Entschuldigung wäre das Mindeste

Der Kläger hätte, wie es auch die Wertung in § 22 AGG verlangt, seine rassistische Beleidigung, nämlich die schlichte Kombination aus dem verpönten Merkmal des Opfers (dunkle Hautfarbe) mit der diskriminierenden Facette der Beleidigung (dunkelfarbenes Dschungeltier), nach § 138 Abs. 1 und 2 ZPO deutlich machen müssen, warum sein Verhalten gerade keine entsprechende Beleidigung sei. Stattdessen versuchte der Kläger den Vorfall kleinzureden. Trotz ausdrücklichen Hinweises auf die rassistische Tendenz folgt als Erklärung, im Betriebsrat sei der Umgangston manchmal flapsig. Als Alternativverhalten, das möglicherweise eine Negativprognose und damit eine Kündigung hätte verhindern können, wäre in dieser Situation eine Entschuldigung in Betracht gekommen, schreibt das LAG Köln im Urteil.

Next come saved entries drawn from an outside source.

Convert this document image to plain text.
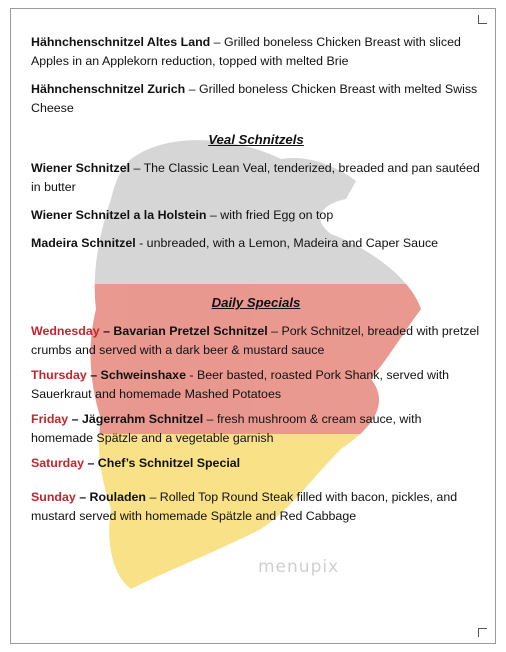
Hähnchenschnitzel Altes Land – Grilled boneless Chicken Breast with sliced Apples in an Applekorn reduction, topped with melted Brie
Hähnchenschnitzel Zurich – Grilled boneless Chicken Breast with melted Swiss Cheese
Veal Schnitzels
Wiener Schnitzel – The Classic Lean Veal, tenderized, breaded and pan sautéed in butter
Wiener Schnitzel a la Holstein – with fried Egg on top
Madeira Schnitzel - unbreaded, with a Lemon, Madeira and Caper Sauce
Daily Specials
Wednesday – Bavarian Pretzel Schnitzel – Pork Schnitzel, breaded with pretzel crumbs and served with a dark beer & mustard sauce
Thursday – Schweinshaxe - Beer basted, roasted Pork Shank, served with Sauerkraut and homemade Mashed Potatoes
Friday – Jägerrahm Schnitzel – fresh mushroom & cream sauce, with homemade Spätzle and a vegetable garnish
Saturday – Chef’s Schnitzel Special
Sunday – Rouladen – Rolled Top Round Steak filled with bacon, pickles, and mustard served with homemade Spätzle and Red Cabbage
menupix
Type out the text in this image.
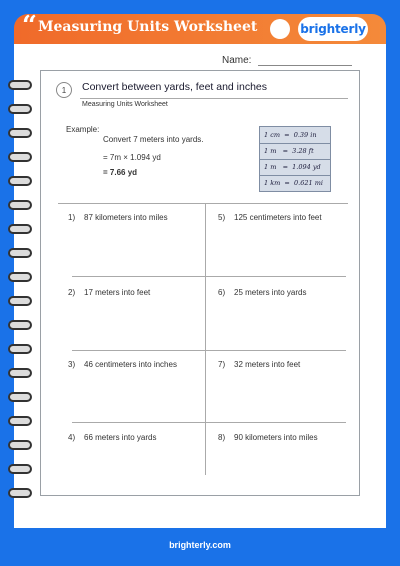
“ Measuring Units Worksheet	brighterly
Name:
1	Convert between yards, feet and inches
Measuring Units Worksheet
Example:
Convert 7 meters into yards.
= 7m × 1.094 yd
= 7.66 yd
1 cm  =  0.39 in
1 m   =  3.28 ft
1 m   =  1.094 yd
1 km  =  0.621 mi
1) 87 kilometers into miles	5) 125 centimeters into feet
2) 17 meters into feet	6) 25 meters into yards
3) 46 centimeters into inches	7) 32 meters into feet
4) 66 meters into yards	8) 90 kilometers into miles
brighterly.com
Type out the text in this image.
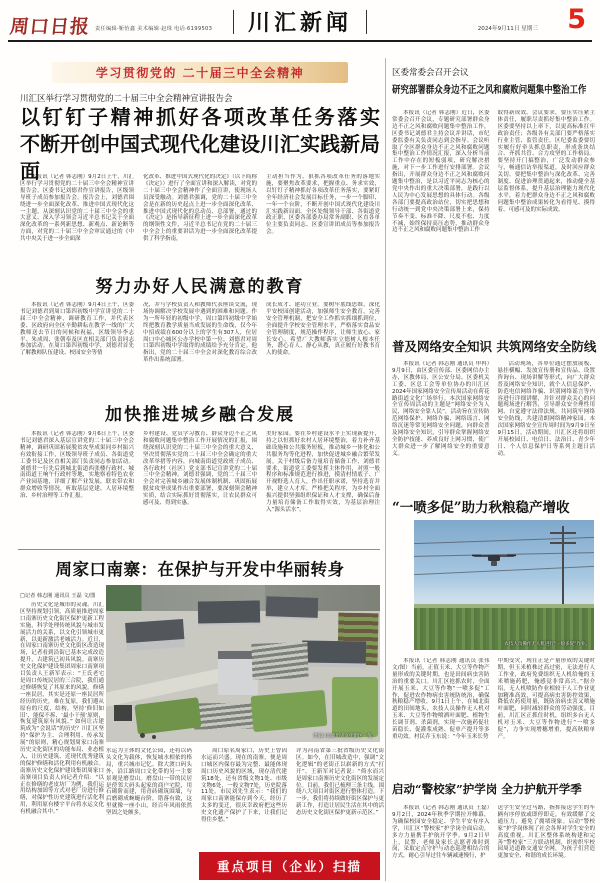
周口日报 责任编辑·靳怡鑫 美术编辑·赵珠 电话·6199503 川汇新闻	2024年9月11日 星期三 5
学习贯彻党的 二十届三中全会精神
川汇区举行学习贯彻党的二十届三中全会精神宣讲报告会
以钉钉子精神抓好各项改革任务落实
不断开创中国式现代化建设川汇实践新局面
本报讯（记者 韩志刚）9月2日上午，川汇区举行学习贯彻党的二十届三中全会精神宣讲报告会，区委书记刘德君作宣讲报告，区级领导班子成员参加报告会。报告会上，刘德君围绕进一步全面深化改革、推进中国式现代化这一主题，从深刻认识党的二十届三中全会的重大意义、深入学习领会习近平总书记关于全面深化改革的一系列新思想、新观点、新论断等方面，对党的二十届三中全会审议通过的《中共中央关于进一步全面深
化改革、推进中国式现代化的决定》（以下简称《决定》）进行了全面宣讲和深入解读，对党的二十届三中全会精神作了全面宣讲，使现场人员深受触动。刘德君强调，党的二十届三中全会是在新的历史起点上进一步全面深化改革、推进中国式现代化的总动员、总部署，通过的《决定》是指导新征程上进一步全面深化改革的纲领性文件，习近平总书记在党的二十届三中全会上的重要讲话为进一步全面深化改革提供了科学指南，
主动担当作为，狠抓各项改革任务的落地实施，要聚焦改革要求，把握重点、务求实效，以钉钉子精神抓好各项改革任务落实，要紧盯全年经济社会发展目标任务，一步一个脚印、一年一个台阶，不断开创中国式现代化建设川汇实践新局面。全区处级领导干部、各街道党政正职、区委各部委办局常务副职、区直各单位主要负责同志、区委宣讲团成员等参加报告会。
努力办好人民满意的教育
本报讯（记者 韩志刚）9月4日上午，区委书记刘德君到周口第四初级中学宣讲党的二十届三中全会精神，调研教育工作，并代表区委、区政府向全区辛勤耕耘在教学一线的广大教师送去节日的问候和祝福，区级领导李志平、朱成周、张朝奉及区直相关部门负责同志参加活动。在周口第四初级中学，刘德君首先了解教师队伍建设、校园安全等情
况，并与学校负责人和教师代表座谈交流，现场协调解决学校发展中遇到的困难和问题。作为一所年轻的初级中学，周口第四初级中学始终把教育教学质量当成发展的生命线，仅今年中招成绩在600分以上的学生有307人，位居周口中心城区公办学校中第一位。刘德君对周口第四初级中学取得的成绩给予充分肯定。他指出，党的二十届三中全会对深化教育综合改革作出系统部署。
成长成才、建功立业。要树牢底线思维，深化平安校园创建活动，加强师生安全教育，完善安全管理机制，把安全工作抓实抓细抓到位，全面提升学校安全管理水平，严格落实食品安全管理制度，规范操作程序，让师生放心、家长安心。希望广大教师落实立德树人根本任务，潜心育人、静心从教，真正履行好教书育人的使命。
加快推进城乡融合发展
本报讯（记者 韩志刚）9月6日上午，区委书记刘德君深入基层宣讲党的二十届三中全会精神，调研巩固拓展脱贫攻坚成果同乡村振兴有效衔接工作，区级领导班子成员、各街道党工委书记及区直相关部门负责同志参加活动。刘德君一行先后到城北街道西张楼行政村、城南街道王响午行政村等地，实地察看特色农业产业园基地，详细了解产业发展、联农带农和群众增收等情况，听取基层党建、人居环境整治、乡村治理等工作汇报。
乡村建设、党员学习教育、群众身边不正之风和腐败问题集中整治工作开展情况的汇报，围绕深刻认识党的二十届三中全会的重大意义、坚决贯彻落实党的二十届三中全会确定的重大改革举措等内容，向城南街道党政班子成员、各行政村（社区）党支部书记宣讲党的二十届三中全会精神。刘德君强调，党的二十届三中全会对完善城乡融合发展体制机制、巩固拓展脱贫攻坚成果作出重要部署，要深刻领会精神实质，结合实际抓好贯彻落实，让农民群众可感可及、得到实惠。
美好家园。要在乡村建设水平上实现新提升，持之以恒抓好农村人居环境整治，着力补齐基础设施和公共服务短板，推动城乡一体化和公共服务均等化进程，加快促进城乡融合繁荣发展。关于村级后备力量培育储备工作，刘德君要求，街道党工委要发挥主体作用，对照一般程序和标准规范进行推进，摸清村情底子、广开视野选人育人，作出任职承诺，坚持选育并举，建立人才库，严格把关程序，为乡村全面振兴提供坚强组织保证和人才支撑，确保后备力量培育储备工作取得实效，为基层治理注入“源头活水”。
周家口南寨：在保护与开发中华丽转身
□记者 韩志刚 通讯员 王磊 文/图
历史文化是城市的灵魂。川汇区坚持规划引领，高质量推进周家口南寨历史文化街区保护更新工程实施，科学处理传统风貌与城市发展活力的关系，以文化引领城市更新，以更新激活老城活力。近日，在周家口南寨历史文化街区改造现场，记者看到沿街已基本完成改造提升，古建筑已初具风貌。南寨历史文化保护建设集团周家口南寨项目负责人王新军表示：“王氏老宅是周口传统民居的三合院，我们通过修缮恢复了其原来的风貌。修缮一座民居，其实是还原一座民居所经历的历史，难在复原，我们遵从原有的尺度、结构，坚持‘修旧如旧’、能保不拆、‘最小干预’原则，恢复建筑原有风貌。” 如何让古建筑成为“会说话”的历史？川汇区坚持“保护为主、合理利用、传承发展”的原则，精心规划周家口南寨历史文化街区的功能布局、业态植入，让历史建筑、近现代优秀建筑的保护修缮和活化利用有机融合。南寨历史文化保护建设集团周家口南寨项目负责人向记者介绍：“以正在修缮的老皮坊厂为例，我们运用结构加固等方式对老厂房进行修缮，对保护性历史建筑进行活化利用，利用原有楼宇平台将水运文化有机融合其中。”
周家口南寨历史文化街区一角。
水运为主体的文化公园，还将以码头文化为载体，恢复城水相依的格局，重兴城市记忆。除大渡口码头外，沿江路周口文化带的另一主要景观是磨盘山。磨盘山一带的民居是傍邻大码头起家的商户宅院，用石砌阶而建，用青砖砌筑围墙，与后磨砌成蜿蜒台阶，错落有致，这里就像一座小山，经百年风雨依然坚固之处颇多。
周口原名周家口，历史上曾因水运而兴盛。现在的南寨，便是周口城区内保存最为完整、最能体现周口历史风貌的区域，现存清代建筑18处，还有省级文物1处、市级文物6处，一般文物7处，历史院落11处。市民刘先生表示：“我们的周家口南寨能保存到今天，经历了太多的变迁，很庆幸政府把这些历史文化遗产保护了下来，让我们记得住乡愁。”
评为河南省第三批省级历史文化街区。如今，在旧城改造中，强调“文化逻辑”的老街正以崭新的方式“打开”。王新军对记者说：“倚水而兴是周家口南寨历史文化街区的发展定位。目前，我们已梳理三条主线，围绕八大项目对街区进行整体打造。下一步，我们将持续做好街区保护与更新工作，打造让居民生活在其中的活态历史文化街区保护更新示范区。”
重点项目（企业）扫描
区委常委会召开会议
研究部署群众身边不正之风和腐败问题集中整治工作
本报讯（记者 韩志刚）近日，区委常委会召开会议，专题研究部署群众身边不正之风和腐败问题集中整治工作，区委书记刘德君主持会议并讲话，市纪委监委有关负责同志到会指导。会议听取了全区群众身边不正之风和腐败问题集中整治工作情况汇报，深入分析当前工作中存在的短板弱项，研究解决措施，对下一步工作进行安排部署。会议指出，开展群众身边不正之风和腐败问题集中整治，是以习近平同志为核心的党中央作出的重大决策部署，是践行以人民为中心发展思想的具体行动。各级各部门要提高政治站位，切实把思想和行动统一到党中央决策部署上来，保持节奏不变、标准不降、尺度不松、力度不减，始终保持高压态势，推动群众身边不正之风和腐败问题集中整治工作
取得新成效。会议要求，要压实压紧主体责任，履职尽责抓好集中整治工作。区委要坚持以上率下，以更高标准扛牢政治责任；各级各有关部门要严格落实行业主管、监管责任。区纪委监委要切实履行好牵头抓总职责，形成条块结合、齐抓共管、合力攻坚的工作格局。要坚持开门搞整治，广泛发动群众参与，畅通信访举报渠道，及时回应群众关切。要把集中整治与深化改革、完善制度、促进治理贯通起来，推动健全基层监督体系，提升基层治理能力现代化水平，着力把群众身边不正之风和腐败问题集中整治成果转化为看得见、摸得着、可感可及的实际成效。
普及网络安全知识 共筑网络安全防线
本报讯（记者 韩志刚 通讯员 申冉）9月9日，由区委宣传部、区委网信办主办，区教体局、区公安分局、区委机关工委、区总工会等单位协办的川汇区2024年国家网络安全宣传周活动在荷花路街道文化广场举行。本次国家网络安全宣传周活动的主题是“网络安全为人民，网络安全靠人民”，活动旨在宣传防范网络保护、网络诈骗、网络谣言、网络沉迷等常见网络安全问题，向群众普及网络安全知识，引导群众掌握网络安全防护技能、养成良好上网习惯，使广大群众进一步了解网络安全的重要意义。
活动现场，各单位通过摆放展板、悬挂横幅、发放宣传册和宣传品、设置咨询台、现场讲解等形式，向广大群众普及网络安全知识，就个人信息保护、防范电信网络诈骗、识别网络谣言等内容进行详细讲解，并针对群众关心的问题现场进行解答，引导群众安全理性用网、自觉遵守法律法规，共同筑牢网络安全防线，共建清朗网络精神家园。本次国家网络安全宣传周时间为9月9日至9月15日，活动期间，川汇区还将组织开展校园日、电信日、法治日、青少年日、个人信息保护日等系列主题日活动。
“一喷多促”助力秋粮稳产增收
农技人员操作无人机进行“一喷多促”作业。
本报讯（记者 韩志刚 通讯员 张伟 文/图）当前，正值玉米、大豆等作物产量形成的关键时期，也是田间病虫害防治的重要关口。川汇区抢抓农时，全面开展玉米、大豆等作物“一喷多促”工作，促进农作物病虫害统防统治，确保秋粮稳产增收。9月1日上午，在城北街道的田间地头，农技人员操作无人机对玉米、大豆等作物喷洒叶面肥、植物生长调节剂、杀菌剂，实现一次施药促壮苗稳长、促灌浆成熟、促单产提升等多重功效。村民乔玉东说：“今年玉米长势
中期受灾，现在正是产量形成的关键时期，但玉米植株过高过密，无法进行人工作业，政府免费组织无人机给俺的玉米喷施药肥，俺感觉非常高兴。”据介绍，无人机喷防作业相较于人工作业更加精准高效，可提高病虫害防控效果，降低农药使用量，既防治病虫害又喷施叶面肥，同时减轻群众的劳动强度。目前，川汇区正抓住时机，组织多台无人机对玉米、大豆等作物进行“一喷多促”，力争实现增穗增重，提高秋粮单产。
启动“警校家”护学岗 全力护航开学季
本报讯（记者 韩志刚 通讯员 王磊）9月2日，2024年秋季学期拉开帷幕，为确保校园安全稳定、学生平安有序入学，川汇区“警校家”护学岗全面启动，多方力量携手护航开学季。9月2日早上，民警、老师及家长志愿者准时到岗，采取定点守护与动态巡逻相结合的方式，耐心引导过往车辆减速慢行，护
送学生安全过马路，指挥接送学生的车辆有序停放或即停即走，有效缓解了交通压力，避免了拥堵现象。启动“警校家”护学岗体现了社会各界对学生安全的高度重视。川汇区整体系统构建和完善“警校家”三方联动机制，织密织牢校园周边道路交通安全网，为孩子们营造更加安全、和谐的成长环境。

Betriebsräte müssen besonders besonnen sein

Auch seine Betriebsratszugehörigkeit nutzte dem Kläger aufgrund der Schwere des Fehlverhaltens nichts: Dass der Kläger ein Betriebsratsmandat hat, lasse sein Verhalten nicht in einem für ihn günstigeren Licht erscheinen. Im Gegenteil sei der Kläger als Mitglied des Gremiums gemäß § 104 BetrVG und § 75 BetrVG besonders verpflichtet, jeglicher Diskriminierung von Beschäftigten entgegen zu wirken, so das LAG. Auch dass die Äußerung während einer Betriebsratssitzung erfolgt war, half dem Kläger nicht. Diese seien zwar nach § 30 Satz 4 BetrVG nicht öffentlich, was aber nicht bedeute, dass die Betriebsratssitzung ein rechtsfreier Raum wäre. Aus der Nichtöffentlichkeit der Sitzung folge auch nicht, dass Berichte von Betriebsratsmitgliedern über den Verlauf der Sitzung einer gerichtlichen Verwertung entzogen oder als Kündigungsgründe ausgeschlossen wären.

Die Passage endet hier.